The Hive Swarm Governance
Security checks across malware telemetry and agentic risk
Overview
This skill is openly about swarm governance, but it includes autonomous code-change execution and persistent signing-key handling without enough detail about containment or user approval.
Review this skill carefully before use. It may be appropriate for testing swarm-governance workflows, but do not let it control real projects or agent behavior unless you have verified the external API, CLI implementation, key handling, and safeguards around automatic code execution.
VirusTotal
66/66 vendors flagged this skill as clean.
Risk analysis
Artifact-based informational review of SKILL.md, metadata, install specs, static scan signals, and capability signals. ClawScan does not execute the skill or run runtime probes.
A swarm vote could result in code or agent behavior changing automatically, potentially without the user reviewing the final change at execution time.
The artifact explicitly describes automatic execution of approved code diffs, but the provided materials do not define the execution environment, containment, rollback, or final user approval process.
"Autonomous Execution" | "Approved code diffs execute automatically with dry-run and safety checks."

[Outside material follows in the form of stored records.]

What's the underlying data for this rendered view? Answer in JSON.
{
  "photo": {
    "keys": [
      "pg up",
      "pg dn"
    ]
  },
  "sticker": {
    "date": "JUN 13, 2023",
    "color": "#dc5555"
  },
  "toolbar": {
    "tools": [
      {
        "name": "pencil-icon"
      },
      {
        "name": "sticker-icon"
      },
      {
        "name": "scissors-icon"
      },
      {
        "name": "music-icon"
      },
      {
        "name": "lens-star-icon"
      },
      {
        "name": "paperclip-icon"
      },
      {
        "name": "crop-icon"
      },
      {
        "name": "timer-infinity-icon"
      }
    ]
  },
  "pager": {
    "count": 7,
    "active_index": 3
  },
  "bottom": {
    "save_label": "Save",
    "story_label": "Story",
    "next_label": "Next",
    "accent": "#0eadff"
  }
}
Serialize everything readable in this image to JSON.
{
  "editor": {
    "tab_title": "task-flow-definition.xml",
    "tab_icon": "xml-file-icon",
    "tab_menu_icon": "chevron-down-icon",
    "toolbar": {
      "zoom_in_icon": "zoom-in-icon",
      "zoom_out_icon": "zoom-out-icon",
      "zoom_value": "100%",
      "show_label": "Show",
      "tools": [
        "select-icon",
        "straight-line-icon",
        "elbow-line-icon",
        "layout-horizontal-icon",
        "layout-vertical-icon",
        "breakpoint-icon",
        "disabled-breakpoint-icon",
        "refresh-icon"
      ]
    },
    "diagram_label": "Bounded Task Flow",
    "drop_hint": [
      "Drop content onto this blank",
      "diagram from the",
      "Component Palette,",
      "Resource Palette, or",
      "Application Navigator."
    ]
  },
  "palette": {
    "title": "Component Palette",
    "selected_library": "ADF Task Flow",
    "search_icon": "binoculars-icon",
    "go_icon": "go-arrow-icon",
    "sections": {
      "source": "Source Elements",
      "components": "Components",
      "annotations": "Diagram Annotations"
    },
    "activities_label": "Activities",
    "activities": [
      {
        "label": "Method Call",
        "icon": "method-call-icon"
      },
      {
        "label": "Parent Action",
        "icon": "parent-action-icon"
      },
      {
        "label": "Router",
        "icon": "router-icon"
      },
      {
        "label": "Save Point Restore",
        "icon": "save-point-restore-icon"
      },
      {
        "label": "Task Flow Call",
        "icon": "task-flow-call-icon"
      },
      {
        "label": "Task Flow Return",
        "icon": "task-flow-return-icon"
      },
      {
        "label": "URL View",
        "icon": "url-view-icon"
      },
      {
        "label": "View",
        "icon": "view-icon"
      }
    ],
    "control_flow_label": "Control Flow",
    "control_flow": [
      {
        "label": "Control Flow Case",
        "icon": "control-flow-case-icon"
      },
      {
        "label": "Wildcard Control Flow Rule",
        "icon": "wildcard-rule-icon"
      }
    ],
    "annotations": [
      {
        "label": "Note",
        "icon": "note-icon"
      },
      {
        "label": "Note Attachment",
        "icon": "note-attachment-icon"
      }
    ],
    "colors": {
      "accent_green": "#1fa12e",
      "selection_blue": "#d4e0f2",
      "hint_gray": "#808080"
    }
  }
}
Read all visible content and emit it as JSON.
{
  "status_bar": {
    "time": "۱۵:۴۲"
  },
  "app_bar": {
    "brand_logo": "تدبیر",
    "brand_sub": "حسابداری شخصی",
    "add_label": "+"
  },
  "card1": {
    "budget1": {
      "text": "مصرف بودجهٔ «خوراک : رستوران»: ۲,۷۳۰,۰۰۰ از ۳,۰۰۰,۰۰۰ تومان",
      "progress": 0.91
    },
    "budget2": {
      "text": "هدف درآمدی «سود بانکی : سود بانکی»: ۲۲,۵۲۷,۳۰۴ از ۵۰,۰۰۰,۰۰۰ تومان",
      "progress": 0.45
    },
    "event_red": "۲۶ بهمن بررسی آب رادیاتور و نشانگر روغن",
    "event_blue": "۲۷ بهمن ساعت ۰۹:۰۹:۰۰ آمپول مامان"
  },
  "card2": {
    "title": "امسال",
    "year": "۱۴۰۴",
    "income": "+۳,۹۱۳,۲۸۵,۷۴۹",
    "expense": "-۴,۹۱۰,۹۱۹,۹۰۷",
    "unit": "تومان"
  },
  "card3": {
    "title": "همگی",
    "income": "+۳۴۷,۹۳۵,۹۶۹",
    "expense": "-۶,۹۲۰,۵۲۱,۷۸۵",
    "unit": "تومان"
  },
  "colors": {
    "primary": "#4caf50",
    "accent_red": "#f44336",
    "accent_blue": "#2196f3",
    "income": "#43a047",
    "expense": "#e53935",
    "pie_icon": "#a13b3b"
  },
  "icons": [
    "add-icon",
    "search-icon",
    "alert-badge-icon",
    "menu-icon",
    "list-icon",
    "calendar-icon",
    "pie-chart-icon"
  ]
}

Use only in an isolated environment unless you can verify the execution target, safety checks, rollback plan, and human-approval controls.
If the private key or backup password is exposed, someone else may be able to act as the agent in the swarm.
The skill relies on a private key that authorizes future swarm actions such as vouches, votes, and proposals; this is expected for the purpose but sensitive.
"Save your private key securely. You'll need it to sign all future actions."
Store keys and .hive backups securely, avoid putting real passwords directly in shell commands, and verify how the CLI stores or uses private keys before relying on it.
Users may need to obtain and run external code that was not included in this scan.
The documentation references a CLI and dependencies, while the supplied package is instruction-only with no install spec or reviewed CLI code included.
"API & CLI | REST API + full CLI for all operations." and "python cli.py onboard"
Before running any CLI from the linked repository or elsewhere, inspect the source, verify the repository and API endpoint, and use a constrained environment.
Agent identifiers, metadata, vouch reasons, votes, proposal diffs, public keys, and signatures may be sent to or stored by the Hive service.
The skill directs agents to use an external live API for onboarding, vouching, voting, and proposals, which creates cross-agent data flows.
"Live API: https://the-hive-o6y8.onrender.com"
Do not submit sensitive private information in metadata, vouch reasons, or proposal diffs, and review the service’s retention and trust model before use.